Based on a novel by Jean Pélégri, who played the police inspector in Bresson’s Pickpocket (1959) and stars here as the expiring patriarch, Oliviers clandestinely captures evidence of the war—tank convoys, barricaded streets, a policeman searching an abandoned shopping bag for a bomb—as the son traverses the avenues and markets of Algiers. Blue said that his intention in the film “was to avoid any kind of fabricated emotion,” and the film reaches an intensity of affect in a long take near the end in which an Algerian farmworker complains about being cheated by a racist boss who attempted to pay him one tenth of what a Frenchman would have been given for pruning her trees. “A country should be for everyone,” he says, “otherwise there is no justice.”

René Vautier’s documentary Algérie en flammes (Algeria in Flames, 1958), an agitprop paean to the Algerian fighters against French colonialism, concludes with imagery of massed corpses, while Alain Cavalier’s stylish thriller-romance Le Combat dans l’île (1962) takes a much more oblique approach to portraying the conflict. Jean-Louis Trintignant, lean and glinting, plays an industrialist less interested in his position as the scion of a powerful family than in playing war games with a shadowy right-wing group, never named in the film but quite clearly associated with the paramilitary OAS.

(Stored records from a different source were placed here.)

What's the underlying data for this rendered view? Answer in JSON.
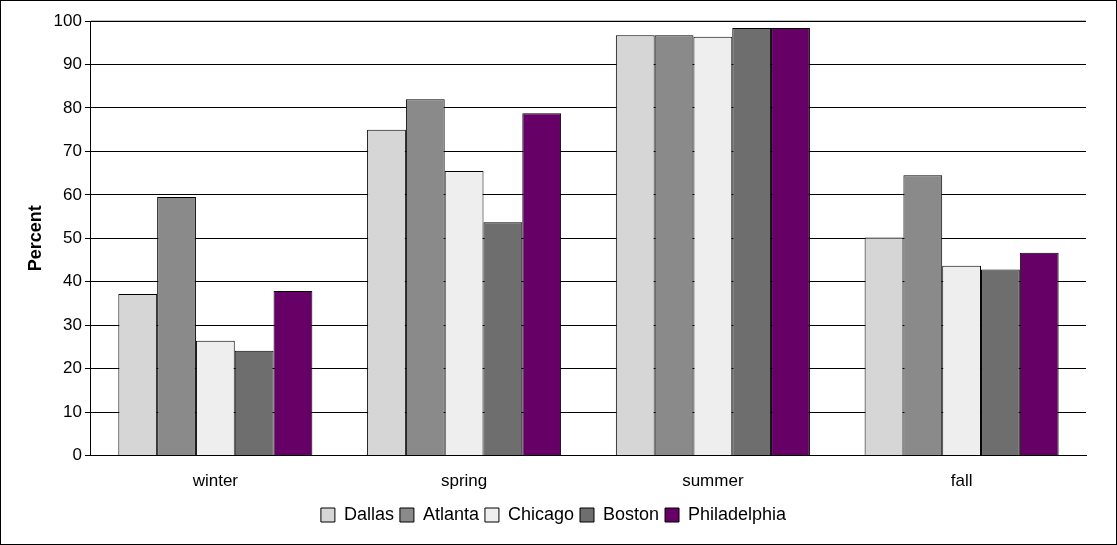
{
  "chart_data": {
    "type": "bar",
    "ylabel": "Percent",
    "categories": [
      "winter",
      "spring",
      "summer",
      "fall"
    ],
    "series": [
      {
        "name": "Dallas",
        "color": "#d6d6d6",
        "values": [
          37.2,
          75,
          96.7,
          50.2
        ]
      },
      {
        "name": "Atlanta",
        "color": "#8a8a8a",
        "values": [
          59.5,
          82,
          96.7,
          64.5
        ]
      },
      {
        "name": "Chicago",
        "color": "#eeeeee",
        "values": [
          26.4,
          65.5,
          96.4,
          43.7
        ]
      },
      {
        "name": "Boston",
        "color": "#6e6e6e",
        "values": [
          24.1,
          53.7,
          98.4,
          42.8
        ]
      },
      {
        "name": "Philadelphia",
        "color": "#660066",
        "values": [
          37.9,
          78.8,
          98.4,
          46.7
        ]
      }
    ],
    "ylim": [
      0,
      100
    ],
    "yticks": [
      0,
      10,
      20,
      30,
      40,
      50,
      60,
      70,
      80,
      90,
      100
    ],
    "grid": "y",
    "legend": "bottom"
  }
}
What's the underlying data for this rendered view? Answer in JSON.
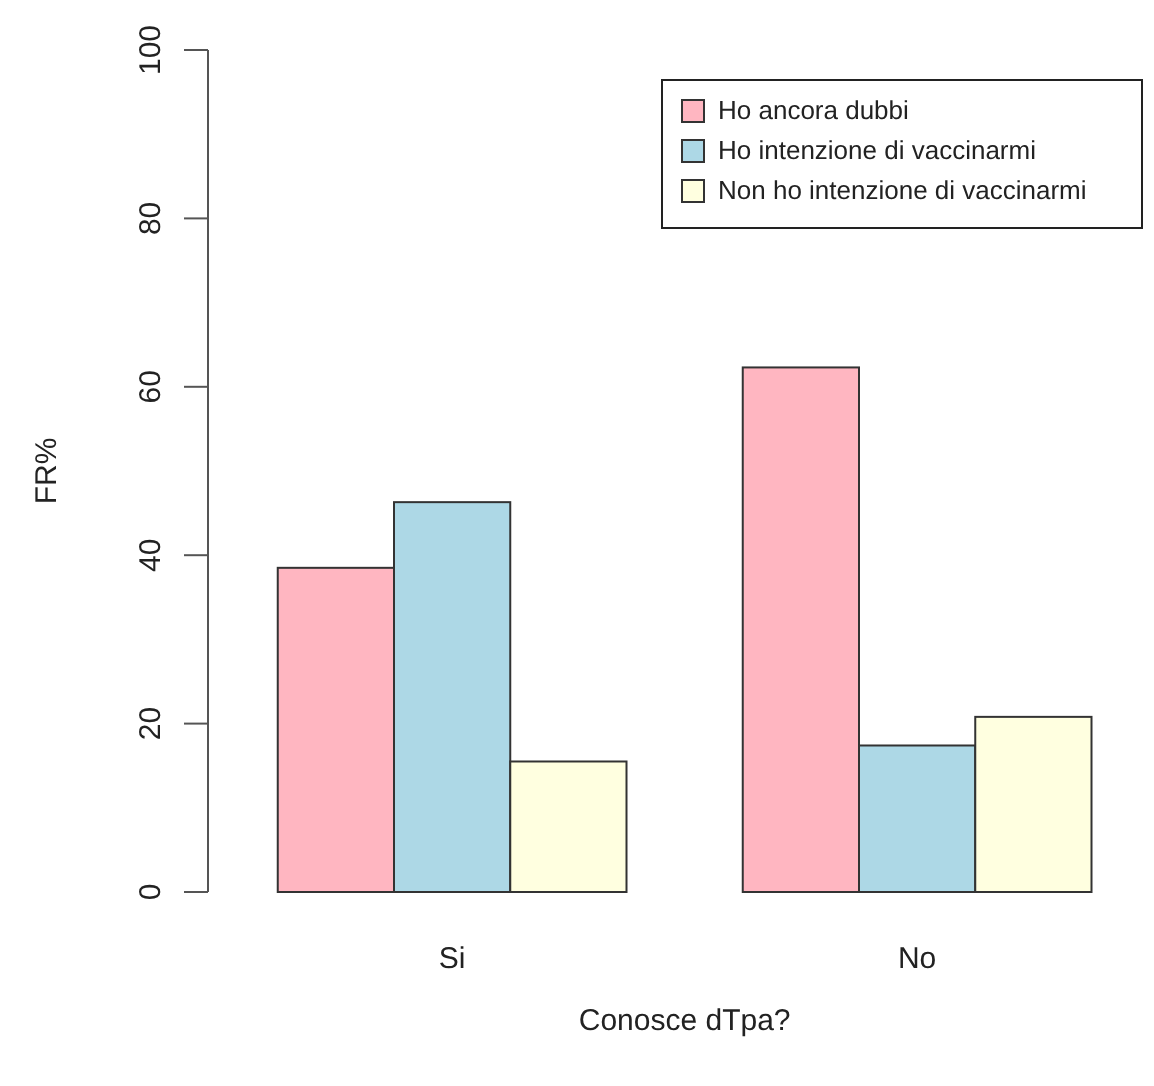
{
  "chart_data": {
    "type": "bar",
    "xlabel": "Conosce dTpa?",
    "ylabel": "FR%",
    "categories": [
      "Si",
      "No"
    ],
    "series": [
      {
        "name": "Ho ancora dubbi",
        "color": "#ffb6c1",
        "values": [
          38.5,
          62.3
        ]
      },
      {
        "name": "Ho intenzione di vaccinarmi",
        "color": "#add8e6",
        "values": [
          46.3,
          17.4
        ]
      },
      {
        "name": "Non ho intenzione di vaccinarmi",
        "color": "#ffffe0",
        "values": [
          15.5,
          20.8
        ]
      }
    ],
    "ylim": [
      0,
      100
    ],
    "yticks": [
      0,
      20,
      40,
      60,
      80,
      100
    ],
    "legend": "top right",
    "grid": false
  }
}
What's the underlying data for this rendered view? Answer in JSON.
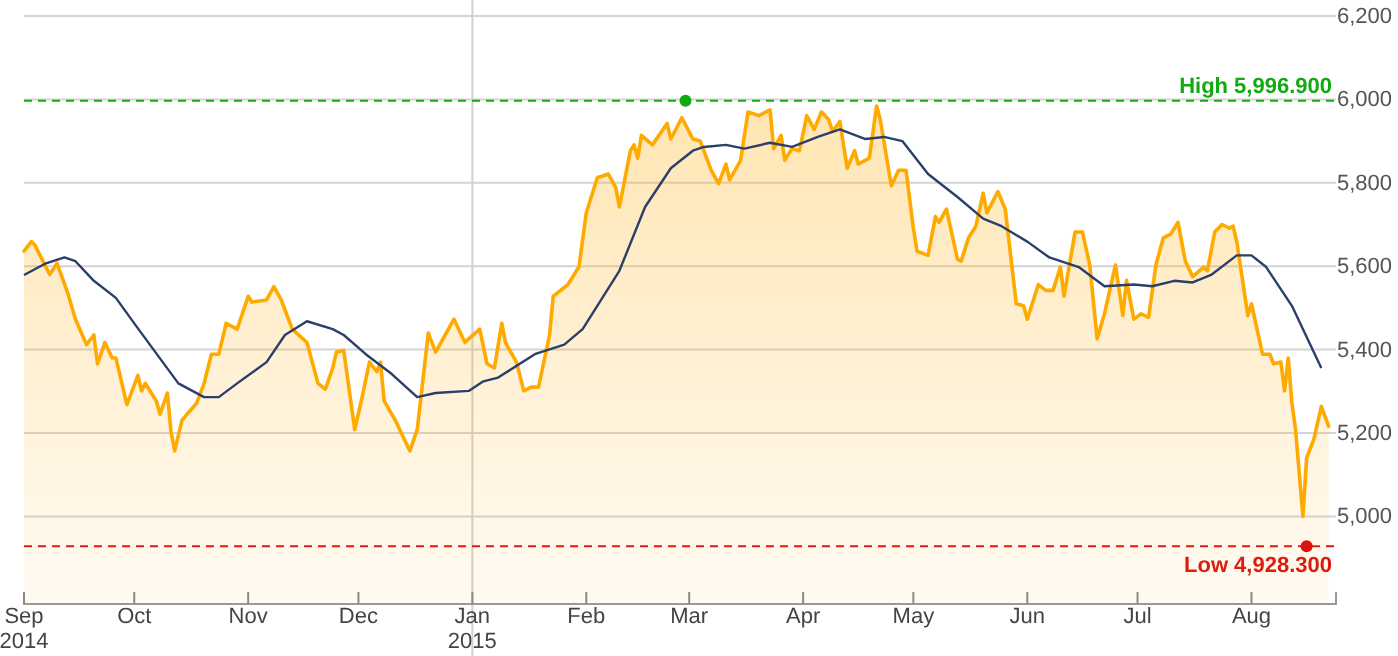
{
  "chart_data": {
    "type": "area",
    "xlim": [
      "2014-09-01",
      "2015-08-24"
    ],
    "ylim": [
      4790,
      6200
    ],
    "yticks": [
      {
        "value": 5000,
        "label": "5,000"
      },
      {
        "value": 5200,
        "label": "5,200"
      },
      {
        "value": 5400,
        "label": "5,400"
      },
      {
        "value": 5600,
        "label": "5,600"
      },
      {
        "value": 5800,
        "label": "5,800"
      },
      {
        "value": 6000,
        "label": "6,000"
      },
      {
        "value": 6200,
        "label": "6,200"
      }
    ],
    "xticks": [
      {
        "value": "2014-09-01",
        "label": "Sep"
      },
      {
        "value": "2014-10-01",
        "label": "Oct"
      },
      {
        "value": "2014-11-01",
        "label": "Nov"
      },
      {
        "value": "2014-12-01",
        "label": "Dec"
      },
      {
        "value": "2015-01-01",
        "label": "Jan"
      },
      {
        "value": "2015-02-01",
        "label": "Feb"
      },
      {
        "value": "2015-03-01",
        "label": "Mar"
      },
      {
        "value": "2015-04-01",
        "label": "Apr"
      },
      {
        "value": "2015-05-01",
        "label": "May"
      },
      {
        "value": "2015-06-01",
        "label": "Jun"
      },
      {
        "value": "2015-07-01",
        "label": "Jul"
      },
      {
        "value": "2015-08-01",
        "label": "Aug"
      }
    ],
    "grid": "y",
    "annotations": [
      "2014",
      "2015"
    ],
    "ref_lines": [
      {
        "axis": "y",
        "value": 5996.9,
        "label": "High 5,996.900",
        "color": "#11aa11",
        "line_style": "dashed"
      },
      {
        "axis": "y",
        "value": 4928.3,
        "label": "Low 4,928.300",
        "color": "#dd1111",
        "line_style": "dashed"
      },
      {
        "axis": "x",
        "value": "2015-01-01",
        "color": "#d0d0d0",
        "line_style": "solid"
      }
    ],
    "series": [
      {
        "color": "#ffaa00",
        "x": [
          "2014-09-01",
          "2014-09-03",
          "2014-09-04",
          "2014-09-08",
          "2014-09-10",
          "2014-09-13",
          "2014-09-15",
          "2014-09-18",
          "2014-09-20",
          "2014-09-21",
          "2014-09-23",
          "2014-09-25",
          "2014-09-26",
          "2014-09-29",
          "2014-10-02",
          "2014-10-03",
          "2014-10-04",
          "2014-10-07",
          "2014-10-08",
          "2014-10-10",
          "2014-10-11",
          "2014-10-12",
          "2014-10-14",
          "2014-10-18",
          "2014-10-20",
          "2014-10-22",
          "2014-10-24",
          "2014-10-26",
          "2014-10-29",
          "2014-11-01",
          "2014-11-02",
          "2014-11-06",
          "2014-11-08",
          "2014-11-10",
          "2014-11-13",
          "2014-11-17",
          "2014-11-20",
          "2014-11-22",
          "2014-11-24",
          "2014-11-25",
          "2014-11-27",
          "2014-11-30",
          "2014-12-02",
          "2014-12-04",
          "2014-12-06",
          "2014-12-07",
          "2014-12-08",
          "2014-12-11",
          "2014-12-15",
          "2014-12-17",
          "2014-12-20",
          "2014-12-22",
          "2014-12-27",
          "2014-12-30",
          "2014-12-31",
          "2015-01-03",
          "2015-01-05",
          "2015-01-07",
          "2015-01-09",
          "2015-01-10",
          "2015-01-13",
          "2015-01-15",
          "2015-01-17",
          "2015-01-19",
          "2015-01-22",
          "2015-01-23",
          "2015-01-27",
          "2015-01-30",
          "2015-02-01",
          "2015-02-04",
          "2015-02-07",
          "2015-02-09",
          "2015-02-10",
          "2015-02-13",
          "2015-02-14",
          "2015-02-15",
          "2015-02-16",
          "2015-02-19",
          "2015-02-23",
          "2015-02-24",
          "2015-02-27",
          "2015-03-02",
          "2015-03-04",
          "2015-03-07",
          "2015-03-09",
          "2015-03-11",
          "2015-03-12",
          "2015-03-15",
          "2015-03-17",
          "2015-03-20",
          "2015-03-23",
          "2015-03-24",
          "2015-03-26",
          "2015-03-27",
          "2015-03-29",
          "2015-03-31",
          "2015-04-02",
          "2015-04-04",
          "2015-04-06",
          "2015-04-08",
          "2015-04-09",
          "2015-04-11",
          "2015-04-13",
          "2015-04-15",
          "2015-04-16",
          "2015-04-19",
          "2015-04-21",
          "2015-04-22",
          "2015-04-25",
          "2015-04-27",
          "2015-04-29",
          "2015-05-01",
          "2015-05-02",
          "2015-05-05",
          "2015-05-07",
          "2015-05-08",
          "2015-05-10",
          "2015-05-13",
          "2015-05-14",
          "2015-05-16",
          "2015-05-18",
          "2015-05-20",
          "2015-05-21",
          "2015-05-24",
          "2015-05-26",
          "2015-05-29",
          "2015-05-31",
          "2015-06-01",
          "2015-06-04",
          "2015-06-06",
          "2015-06-08",
          "2015-06-10",
          "2015-06-11",
          "2015-06-14",
          "2015-06-16",
          "2015-06-18",
          "2015-06-20",
          "2015-06-22",
          "2015-06-25",
          "2015-06-27",
          "2015-06-28",
          "2015-06-30",
          "2015-07-02",
          "2015-07-04",
          "2015-07-06",
          "2015-07-08",
          "2015-07-10",
          "2015-07-12",
          "2015-07-14",
          "2015-07-16",
          "2015-07-19",
          "2015-07-20",
          "2015-07-22",
          "2015-07-24",
          "2015-07-26",
          "2015-07-27",
          "2015-07-28",
          "2015-07-31",
          "2015-08-01",
          "2015-08-04",
          "2015-08-06",
          "2015-08-07",
          "2015-08-09",
          "2015-08-10",
          "2015-08-11",
          "2015-08-12",
          "2015-08-13",
          "2015-08-15",
          "2015-08-16",
          "2015-08-18",
          "2015-08-20",
          "2015-08-22"
        ],
        "values": [
          5636,
          5659,
          5650,
          5580,
          5607,
          5533,
          5473,
          5412,
          5435,
          5366,
          5417,
          5380,
          5380,
          5268,
          5338,
          5301,
          5319,
          5277,
          5245,
          5296,
          5203,
          5157,
          5231,
          5272,
          5319,
          5389,
          5389,
          5463,
          5449,
          5528,
          5514,
          5519,
          5551,
          5519,
          5449,
          5417,
          5319,
          5305,
          5356,
          5394,
          5398,
          5208,
          5286,
          5370,
          5347,
          5370,
          5277,
          5231,
          5157,
          5208,
          5440,
          5394,
          5473,
          5417,
          5426,
          5449,
          5366,
          5356,
          5463,
          5417,
          5370,
          5301,
          5310,
          5310,
          5435,
          5528,
          5556,
          5598,
          5728,
          5812,
          5821,
          5789,
          5742,
          5877,
          5891,
          5859,
          5914,
          5891,
          5942,
          5905,
          5956,
          5905,
          5900,
          5830,
          5798,
          5845,
          5807,
          5854,
          5970,
          5961,
          5975,
          5882,
          5914,
          5854,
          5882,
          5877,
          5961,
          5928,
          5970,
          5951,
          5923,
          5947,
          5835,
          5877,
          5845,
          5859,
          5984,
          5951,
          5793,
          5830,
          5830,
          5691,
          5636,
          5626,
          5719,
          5705,
          5737,
          5617,
          5612,
          5668,
          5696,
          5775,
          5728,
          5779,
          5737,
          5510,
          5505,
          5473,
          5556,
          5542,
          5542,
          5598,
          5528,
          5682,
          5682,
          5603,
          5426,
          5486,
          5603,
          5482,
          5566,
          5473,
          5486,
          5477,
          5603,
          5668,
          5677,
          5705,
          5612,
          5575,
          5598,
          5589,
          5682,
          5700,
          5691,
          5696,
          5659,
          5482,
          5510,
          5389,
          5389,
          5366,
          5370,
          5301,
          5380,
          5272,
          5208,
          5000,
          5140,
          5186,
          5264,
          5216
        ]
      },
      {
        "type": "line",
        "color": "#2b3f6b",
        "x": [
          "2014-09-01",
          "2014-09-07",
          "2014-09-12",
          "2014-09-15",
          "2014-09-20",
          "2014-09-26",
          "2014-10-01",
          "2014-10-06",
          "2014-10-13",
          "2014-10-20",
          "2014-10-24",
          "2014-10-29",
          "2014-11-06",
          "2014-11-11",
          "2014-11-17",
          "2014-11-24",
          "2014-11-27",
          "2014-12-03",
          "2014-12-10",
          "2014-12-17",
          "2014-12-22",
          "2014-12-31",
          "2015-01-04",
          "2015-01-08",
          "2015-01-18",
          "2015-01-26",
          "2015-01-31",
          "2015-02-10",
          "2015-02-17",
          "2015-02-24",
          "2015-03-02",
          "2015-03-05",
          "2015-03-11",
          "2015-03-16",
          "2015-03-23",
          "2015-03-29",
          "2015-04-05",
          "2015-04-11",
          "2015-04-18",
          "2015-04-23",
          "2015-04-28",
          "2015-05-05",
          "2015-05-13",
          "2015-05-20",
          "2015-05-25",
          "2015-06-01",
          "2015-06-07",
          "2015-06-15",
          "2015-06-22",
          "2015-06-30",
          "2015-07-05",
          "2015-07-11",
          "2015-07-16",
          "2015-07-21",
          "2015-07-28",
          "2015-08-01",
          "2015-08-05",
          "2015-08-12",
          "2015-08-20"
        ],
        "values": [
          5579,
          5607,
          5621,
          5612,
          5565,
          5524,
          5463,
          5403,
          5319,
          5286,
          5286,
          5319,
          5370,
          5435,
          5468,
          5449,
          5435,
          5389,
          5342,
          5286,
          5296,
          5301,
          5324,
          5333,
          5389,
          5412,
          5449,
          5589,
          5742,
          5835,
          5877,
          5886,
          5891,
          5882,
          5896,
          5886,
          5910,
          5928,
          5905,
          5910,
          5900,
          5821,
          5766,
          5714,
          5696,
          5659,
          5621,
          5598,
          5552,
          5556,
          5552,
          5565,
          5561,
          5579,
          5626,
          5626,
          5598,
          5505,
          5356
        ]
      },
      {
        "type": "scatter",
        "marker": "circle",
        "x": [
          "2015-02-28",
          "2015-08-16"
        ],
        "values": [
          5996.9,
          4928.3
        ],
        "colors": [
          "#11aa11",
          "#dd1111"
        ]
      }
    ]
  }
}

Cavalier grafts the politics of the Algerian War onto a classic love triangle. When Trintignant is forced to flee France after a botched assassination attempt, his wife (a radiant Romy Schneider) takes up with his sweet-natured childhood friend (New Wave stalwart Henri Serre), a bookbinder who lives in the country, and resumes her career as an actress, which her controlling husband had forbidden. As the film’s English title, Fire and Ice, indicates, Cavalier schematizes the two men as polar opposites, down to their sartorial choices—the fascist industrialist given to tight-fitting suits and upturned trench coats, the leftist artisan to loose, hand-knit sweaters—so that the combat that concludes the film becomes an overly symbolic clash between opposing values.

Cavalier’s next film, L’Insoumis (The Unvanquished, 1964), based on the true story of Mireille Szatan-Glaymann, a Communist lawyer who defended Algerian militants and was kidnapped in Algiers by the OAS before being freed by one of her captors, dealt so overtly with the politics of the Algerian War that it ended up being severely censored. In Cavalier’s fictionalized version, the sympathetic jailer is played with glacial aplomb by Alain Delon, who also produced the film. Szatan-Glaymann sued for violation of privacy, and a court ordered twenty-five minutes of the film to be excised, effectively rendering it incomprehensible. (The print in the retrospective is fully, splendidly restored.) Tersely efficient—the kidnapping takes place over the course of one minute to a taut, unnerving beat of percussion—L’Insoumis begins as a war film before becoming an existential drama, a political thriller, and a road movie, until it finally turns, in one of cinema’s greatest homecoming sequences, into a western.

Whether “Forgotten Filmmakers” effects a substantial reconfiguration of the French New Wave or merely provides a momentary provocation with its liberal expansion of the movement’s lineaments, the series proves most revelatory when it renews critical scrutiny of several films that, if not unremembered, remain neglected.